Figure 3: Generation of an aryne and its capture.
The versatility of arynes
The extra bond makes arynes strained, so they are quite reactive and short-lived. However, it is possible to generate arynes under mild conditions from various precursors and then convert their extra bond to a huge variety of functional groups. Moreover, existing functional groups present on the aryne already can be used to steer the regioselectivity of these reactions.

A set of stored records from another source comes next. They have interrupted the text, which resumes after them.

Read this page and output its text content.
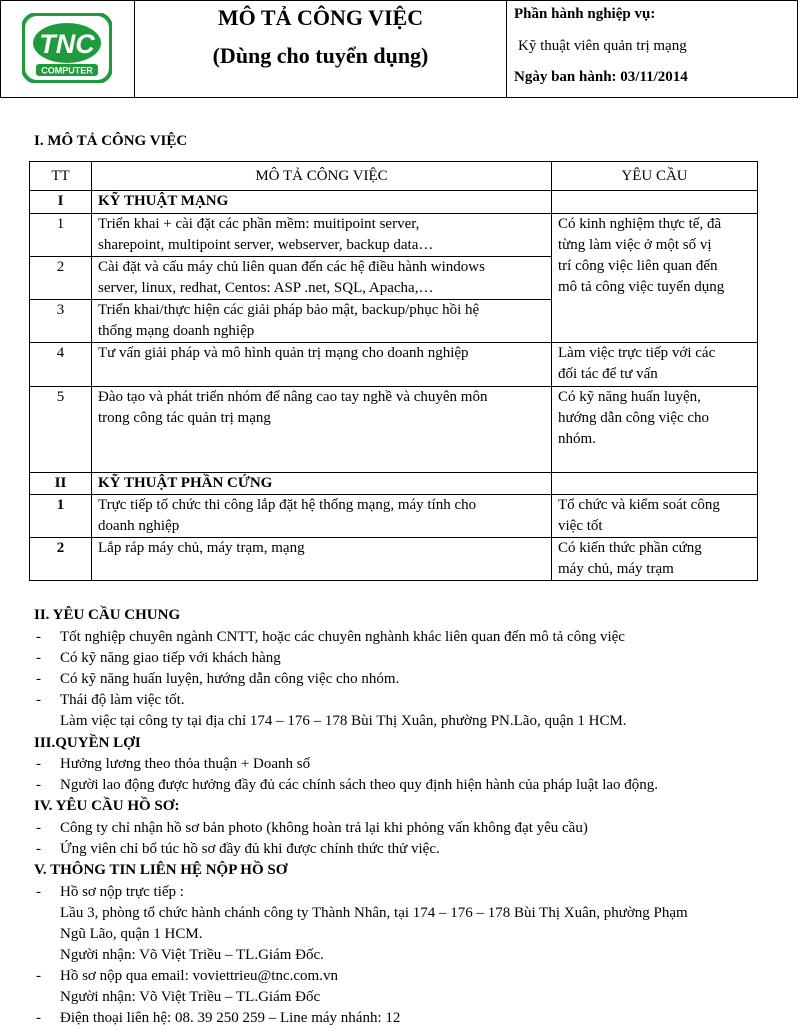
TNC
COMPUTER
MÔ TẢ CÔNG VIỆC
(Dùng cho tuyển dụng)
Phần hành nghiệp vụ:
Kỹ thuật viên quản trị mạng
Ngày ban hành: 03/11/2014
I. MÔ TẢ CÔNG VIỆC
TT	MÔ TẢ CÔNG VIỆC	YÊU CẦU
I	KỸ THUẬT MẠNG	
1	Triển khai + cài đặt các phần mềm: muitipoint server,
sharepoint, multipoint server, webserver, backup data…	Có kinh nghiệm thực tế, đã
từng làm việc ở một số vị
trí công việc liên quan đến
mô tả công việc tuyển dụng
2	Cài đặt và cấu máy chủ liên quan đến các hệ điều hành windows
server, linux, redhat, Centos: ASP .net, SQL, Apacha,…	
3	Triển khai/thực hiện các giải pháp bảo mật, backup/phục hồi hệ
thống mạng doanh nghiệp	
4	Tư vấn giải pháp và mô hình quản trị mạng cho doanh nghiệp	Làm việc trực tiếp với các
đối tác để tư vấn
5	Đào tạo và phát triển nhóm để nâng cao tay nghề và chuyên môn
trong công tác quản trị mạng	Có kỹ năng huấn luyện,
hướng dẫn công việc cho
nhóm.
II	KỸ THUẬT PHẦN CỨNG	
1	Trực tiếp tổ chức thi công lắp đặt hệ thống mạng, máy tính cho
doanh nghiệp	Tổ chức và kiểm soát công
việc tốt
2	Lắp ráp máy chủ, máy trạm, mạng	Có kiến thức phần cứng
máy chủ, máy trạm
II. YÊU CẦU CHUNG
- Tốt nghiệp chuyên ngành CNTT, hoặc các chuyên nghành khác liên quan đến mô tả công việc
- Có kỹ năng giao tiếp với khách hàng
- Có kỹ năng huấn luyện, hướng dẫn công việc cho nhóm.
- Thái độ làm việc tốt.
Làm việc tại công ty tại địa chỉ 174 – 176 – 178 Bùi Thị Xuân, phường PN.Lão, quận 1 HCM.
III.QUYỀN LỢI
- Hưởng lương theo thỏa thuận + Doanh số
- Người lao động được hưởng đầy đủ các chính sách theo quy định hiện hành của pháp luật lao động.
IV. YÊU CẦU HỒ SƠ:
- Công ty chỉ nhận hồ sơ bản photo (không hoàn trả lại khi phỏng vấn không đạt yêu cầu)
- Ứng viên chỉ bổ túc hồ sơ đầy đủ khi được chính thức thử việc.
V. THÔNG TIN LIÊN HỆ NỘP HỒ SƠ
- Hồ sơ nộp trực tiếp :
Lầu 3, phòng tổ chức hành chánh công ty Thành Nhân, tại 174 – 176 – 178 Bùi Thị Xuân, phường Phạm
Ngũ Lão, quận 1 HCM.
Người nhận: Võ Việt Triều – TL.Giám Đốc.
- Hồ sơ nộp qua email: voviettrieu@tnc.com.vn
Người nhận: Võ Việt Triều – TL.Giám Đốc
- Điện thoại liên hệ: 08. 39 250 259 – Line máy nhánh: 12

This approach allows the simultaneous introduction of two different functional groups. The sheer variety of functional groups that are compatible with this process is enormous. Arynes can form new C-H, C-C, C-B, C-N, C-O, C-S, C-Se, C-Te, C-P, C-halogen, and even C-transition metal bonds (including to Ni, Pd, Pt, Cu, Ag and Au). They also participate in reactions through various different mechanisms. These properties make arynes ideal as the basis of very versatile building blocks for organic synthesis.
Our work on arynes:
We have developed a new approach to way to derivatise aryne precursors via Ir-catalysed C-H borylation. This brings a whole new dimension to both aryne and organoboronate chemistry. The resulting boryl aryne precursors are incredibly versatile. The boronate group and the aryne can be activated seperately, in whichever order is preferred, and used to add an extremely large number of functional groups. Thus, releasing and manipulating the aryne’s triple bond can enable the synthesis of a range of previously impossible-to-make aryl boronates. This is important because aryl boronates are very useful in many different reactions (e.g. Suzuki coupling, Chan-Lam aminations, fluorination reactions, and far beyond). On the other hand, the boronate can be reacted to make previously impossible aryne precursors, enabling the use of aryne reactivity in new chemical environments.